A senior official said up to 30 banks are expected to participate in the Mafraq-Ghweifat motorway, the Dh10bn project that will link Mafraq (south of the Abu Dhabi metropolitan area) to the border post with Saudi Arabia at Ghweifat in the western part.
Currently, the Abu Dhabi Department of Transport is evaluating the bids from the three international consortia and is set to announce the preferred bidder in April.
"We should finish the technical evaluation by the end of March and the financial in April so the preferred bidder will be selected by late April. We hope that in the second half of this year, the four-year construction period will start," John Alan Lee, Highway and Transport Planning Advisor, Abu Dhabi Department of Transport told Emirates Business.

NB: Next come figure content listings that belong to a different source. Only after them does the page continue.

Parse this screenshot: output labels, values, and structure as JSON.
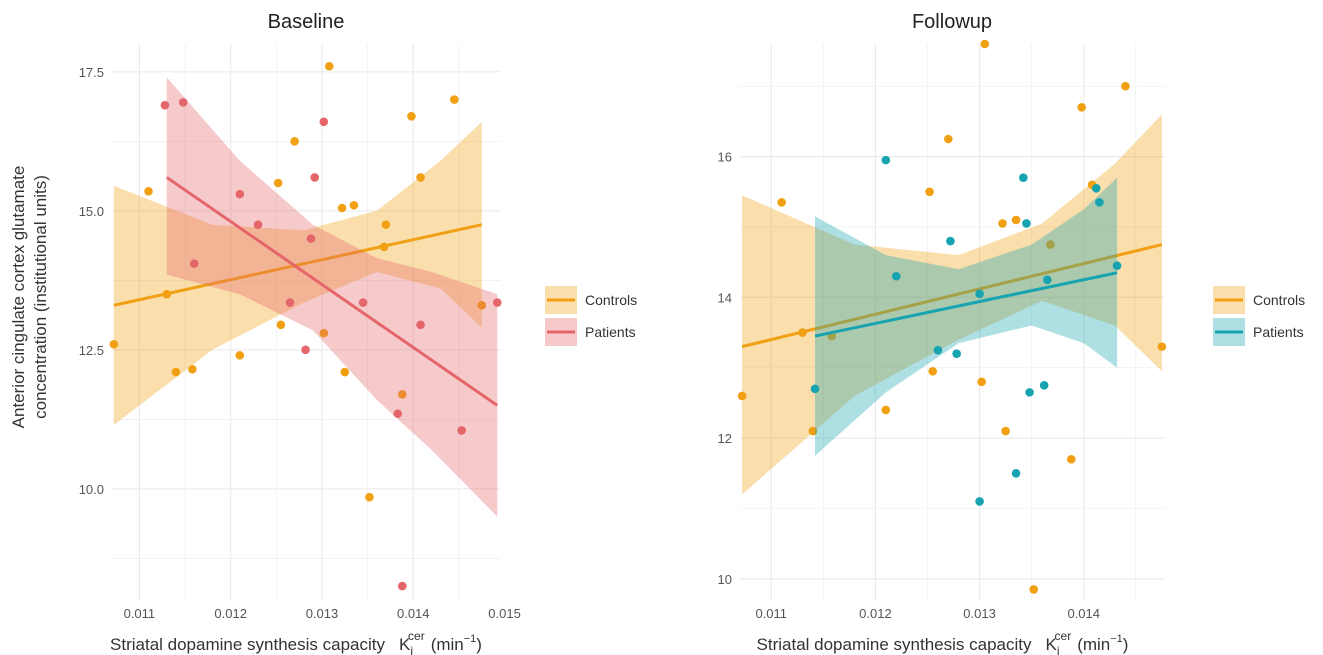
{
  "figure": {
    "ylabel_line1": "Anterior cingulate cortex glutamate",
    "ylabel_line2": "concentration (institutional units)"
  },
  "chart_data": [
    {
      "type": "scatter",
      "title": "Baseline",
      "xlabel": "Striatal dopamine synthesis capacity",
      "xlabel_symbol": "K",
      "xlabel_sub": "i",
      "xlabel_sup": "cer",
      "xlabel_unit_open": "(min",
      "xlabel_unit_sup": "−1",
      "xlabel_unit_close": ")",
      "xlim": [
        0.0107,
        0.01495
      ],
      "ylim": [
        8.0,
        18.0
      ],
      "xticks": [
        0.011,
        0.012,
        0.013,
        0.014,
        0.015
      ],
      "xtick_labels": [
        "0.011",
        "0.012",
        "0.013",
        "0.014",
        "0.015"
      ],
      "yticks": [
        10.0,
        12.5,
        15.0,
        17.5
      ],
      "ytick_labels": [
        "10.0",
        "12.5",
        "15.0",
        "17.5"
      ],
      "grid": true,
      "legend_position": "right",
      "series": [
        {
          "name": "Controls",
          "color": "#F0A012",
          "points": [
            [
              0.01072,
              12.6
            ],
            [
              0.0111,
              15.35
            ],
            [
              0.0113,
              13.5
            ],
            [
              0.0114,
              12.1
            ],
            [
              0.01158,
              12.15
            ],
            [
              0.0121,
              12.4
            ],
            [
              0.01252,
              15.5
            ],
            [
              0.01255,
              12.95
            ],
            [
              0.0127,
              16.25
            ],
            [
              0.01302,
              12.8
            ],
            [
              0.01308,
              17.6
            ],
            [
              0.01322,
              15.05
            ],
            [
              0.01325,
              12.1
            ],
            [
              0.01335,
              15.1
            ],
            [
              0.01352,
              9.85
            ],
            [
              0.01368,
              14.35
            ],
            [
              0.0137,
              14.75
            ],
            [
              0.01388,
              11.7
            ],
            [
              0.01398,
              16.7
            ],
            [
              0.01408,
              15.6
            ],
            [
              0.01445,
              17.0
            ],
            [
              0.01475,
              13.3
            ]
          ],
          "fit": [
            [
              0.01072,
              13.3
            ],
            [
              0.01475,
              14.75
            ]
          ],
          "band_upper": [
            [
              0.01072,
              15.45
            ],
            [
              0.0118,
              14.75
            ],
            [
              0.0128,
              14.65
            ],
            [
              0.0136,
              15.0
            ],
            [
              0.0143,
              15.9
            ],
            [
              0.01475,
              16.6
            ]
          ],
          "band_lower": [
            [
              0.01072,
              11.15
            ],
            [
              0.0118,
              12.5
            ],
            [
              0.0128,
              13.35
            ],
            [
              0.0136,
              13.9
            ],
            [
              0.0143,
              13.6
            ],
            [
              0.01475,
              12.9
            ]
          ]
        },
        {
          "name": "Patients",
          "color": "#E5666A",
          "points": [
            [
              0.01128,
              16.9
            ],
            [
              0.01148,
              16.95
            ],
            [
              0.0116,
              14.05
            ],
            [
              0.0121,
              15.3
            ],
            [
              0.0123,
              14.75
            ],
            [
              0.01265,
              13.35
            ],
            [
              0.01282,
              12.5
            ],
            [
              0.01288,
              14.5
            ],
            [
              0.01292,
              15.6
            ],
            [
              0.01302,
              16.6
            ],
            [
              0.01345,
              13.35
            ],
            [
              0.01383,
              11.35
            ],
            [
              0.01388,
              8.25
            ],
            [
              0.01408,
              12.95
            ],
            [
              0.01453,
              11.05
            ],
            [
              0.01492,
              13.35
            ]
          ],
          "fit": [
            [
              0.0113,
              15.6
            ],
            [
              0.01492,
              11.5
            ]
          ],
          "band_upper": [
            [
              0.0113,
              17.4
            ],
            [
              0.0121,
              15.9
            ],
            [
              0.0129,
              14.75
            ],
            [
              0.0136,
              14.15
            ],
            [
              0.0142,
              13.9
            ],
            [
              0.01492,
              13.5
            ]
          ],
          "band_lower": [
            [
              0.0113,
              13.85
            ],
            [
              0.0121,
              13.5
            ],
            [
              0.0129,
              12.85
            ],
            [
              0.0136,
              11.6
            ],
            [
              0.0142,
              10.7
            ],
            [
              0.01492,
              9.5
            ]
          ]
        }
      ]
    },
    {
      "type": "scatter",
      "title": "Followup",
      "xlabel": "Striatal dopamine synthesis capacity",
      "xlabel_symbol": "K",
      "xlabel_sub": "i",
      "xlabel_sup": "cer",
      "xlabel_unit_open": "(min",
      "xlabel_unit_sup": "−1",
      "xlabel_unit_close": ")",
      "xlim": [
        0.0107,
        0.01478
      ],
      "ylim": [
        9.7,
        17.6
      ],
      "xticks": [
        0.011,
        0.012,
        0.013,
        0.014
      ],
      "xtick_labels": [
        "0.011",
        "0.012",
        "0.013",
        "0.014"
      ],
      "yticks": [
        10,
        12,
        14,
        16
      ],
      "ytick_labels": [
        "10",
        "12",
        "14",
        "16"
      ],
      "grid": true,
      "legend_position": "right",
      "series": [
        {
          "name": "Controls",
          "color": "#F0A012",
          "points": [
            [
              0.01072,
              12.6
            ],
            [
              0.0111,
              15.35
            ],
            [
              0.0113,
              13.5
            ],
            [
              0.0114,
              12.1
            ],
            [
              0.01158,
              13.45
            ],
            [
              0.0121,
              12.4
            ],
            [
              0.01252,
              15.5
            ],
            [
              0.01255,
              12.95
            ],
            [
              0.0127,
              16.25
            ],
            [
              0.01302,
              12.8
            ],
            [
              0.01305,
              17.6
            ],
            [
              0.01322,
              15.05
            ],
            [
              0.01325,
              12.1
            ],
            [
              0.01335,
              15.1
            ],
            [
              0.01352,
              9.85
            ],
            [
              0.01368,
              14.75
            ],
            [
              0.01388,
              11.7
            ],
            [
              0.01398,
              16.7
            ],
            [
              0.01408,
              15.6
            ],
            [
              0.0144,
              17.0
            ],
            [
              0.01475,
              13.3
            ]
          ],
          "fit": [
            [
              0.01072,
              13.3
            ],
            [
              0.01475,
              14.75
            ]
          ],
          "band_upper": [
            [
              0.01072,
              15.45
            ],
            [
              0.0118,
              14.75
            ],
            [
              0.0128,
              14.6
            ],
            [
              0.0136,
              15.05
            ],
            [
              0.0143,
              15.9
            ],
            [
              0.01475,
              16.6
            ]
          ],
          "band_lower": [
            [
              0.01072,
              11.2
            ],
            [
              0.0118,
              12.6
            ],
            [
              0.0128,
              13.4
            ],
            [
              0.0136,
              13.95
            ],
            [
              0.0143,
              13.6
            ],
            [
              0.01475,
              12.95
            ]
          ]
        },
        {
          "name": "Patients",
          "color": "#17A3B0",
          "points": [
            [
              0.01142,
              12.7
            ],
            [
              0.0121,
              15.95
            ],
            [
              0.0122,
              14.3
            ],
            [
              0.0126,
              13.25
            ],
            [
              0.01272,
              14.8
            ],
            [
              0.01278,
              13.2
            ],
            [
              0.013,
              14.05
            ],
            [
              0.013,
              11.1
            ],
            [
              0.01335,
              11.5
            ],
            [
              0.01342,
              15.7
            ],
            [
              0.01345,
              15.05
            ],
            [
              0.01348,
              12.65
            ],
            [
              0.01362,
              12.75
            ],
            [
              0.01365,
              14.25
            ],
            [
              0.01412,
              15.55
            ],
            [
              0.01415,
              15.35
            ],
            [
              0.01432,
              14.45
            ]
          ],
          "fit": [
            [
              0.01142,
              13.45
            ],
            [
              0.01432,
              14.35
            ]
          ],
          "band_upper": [
            [
              0.01142,
              15.15
            ],
            [
              0.0121,
              14.6
            ],
            [
              0.0128,
              14.4
            ],
            [
              0.0135,
              14.75
            ],
            [
              0.014,
              15.25
            ],
            [
              0.01432,
              15.7
            ]
          ],
          "band_lower": [
            [
              0.01142,
              11.75
            ],
            [
              0.0121,
              12.65
            ],
            [
              0.0128,
              13.35
            ],
            [
              0.0135,
              13.6
            ],
            [
              0.014,
              13.35
            ],
            [
              0.01432,
              13.0
            ]
          ]
        }
      ]
    }
  ]
}
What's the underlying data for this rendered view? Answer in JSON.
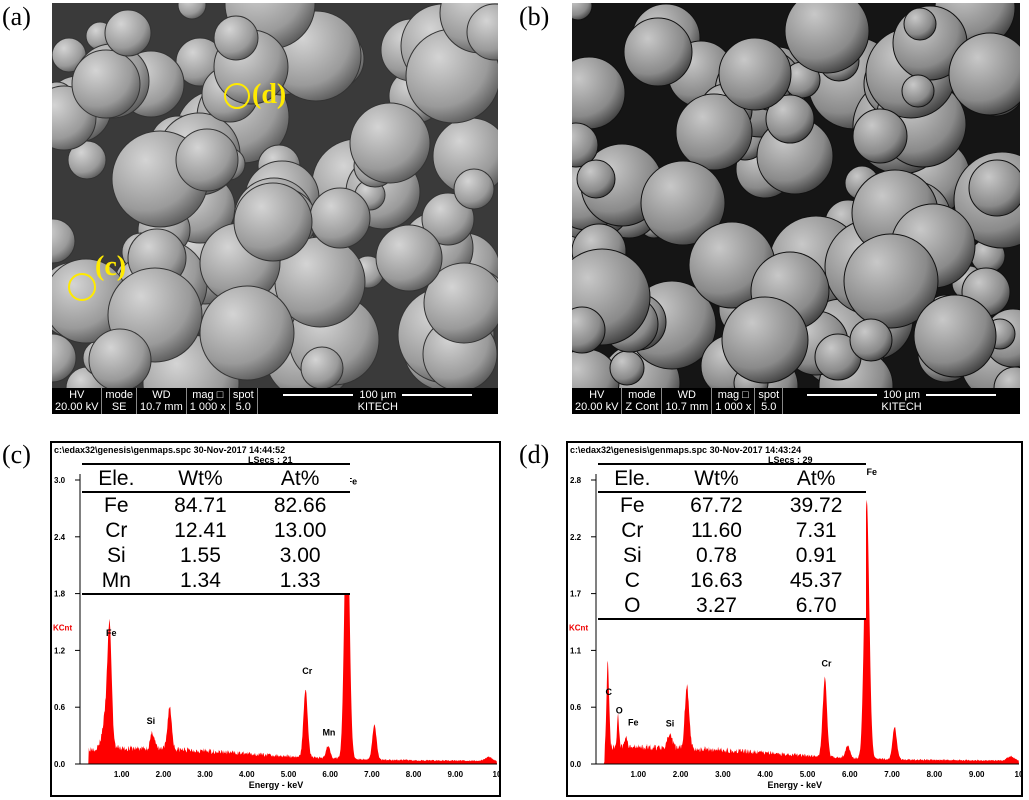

"It may take four to five months for the financial close. Once the preferred bidder is selected, the banks will start to gather around," he said on the sidelines of Road Planning Design and Construction 2010 forum.
He said the problem with the project of this size is that there is not enough liquidity in the market to provide fully committed finance to all bidders. "So, in the end, we expect 20-30 banks to support the final bidding consortium," he added. Only 10 per cent or Dh1bn will come from equity players, which will be split between the consortium and Abu Dhabi sovereign funds – AD Invest and Mubadala. The Dh9bn will have to be raised by the consortium from the money markets, 80 per cent of those may come from banks and the other 20 per cent from the bond market.
"Equity is expensive – it's people investing money and wanting the return much later. They run the risk. If things don't work out they don't get the money back, whereas debt is much cheaper so you want to use debt as much as possible," Lee said.
The government will not issue any debt instrument and will also not issue a guarantee for the project. But Lee is positive that the project will be financed.
"Lenders know that as soon as the construction is finished, they're going get their money back from the stream of payments," he said.
No tolls are envisaged because it will not only discourage road use, lenders will also not accept risks such as traffic or toll revenue. Rather, a unitary charge will kick in when usable segments are completed in specified sequence. "The government will pay the annual charge once the road starts operating, but only if it meets the key performance indicators. Otherwise there will be deductions," Lee said.
Under the plan, the winning concession will design and build a motorway and then maintain it for 25 years. The three consortia being evaluated are each a mix of international and local firms.
The Irtibaat Consortium is made up of Macquarie Capital Group; equity participants Abu Dhabi Commercial Bank and Construtora Norberto Odebrecht; construction firms NV Besix and Al Jaber Transport and General Contracting; Transfield Services International; and Mouchel Middle East.
The second group Mafraq Motorway Group comprises Strabag; UAE civil engineering and building contractors Saif Bin Darwish; Joannou & Paraskevaides; Concession Operations, J'&'P Avax; and Egis Projects.
The third bidder, MTD-CSCEC Consortium, is made up of MTD Group; China State Engineering Construction Company and UAE's Ghantoot Transport.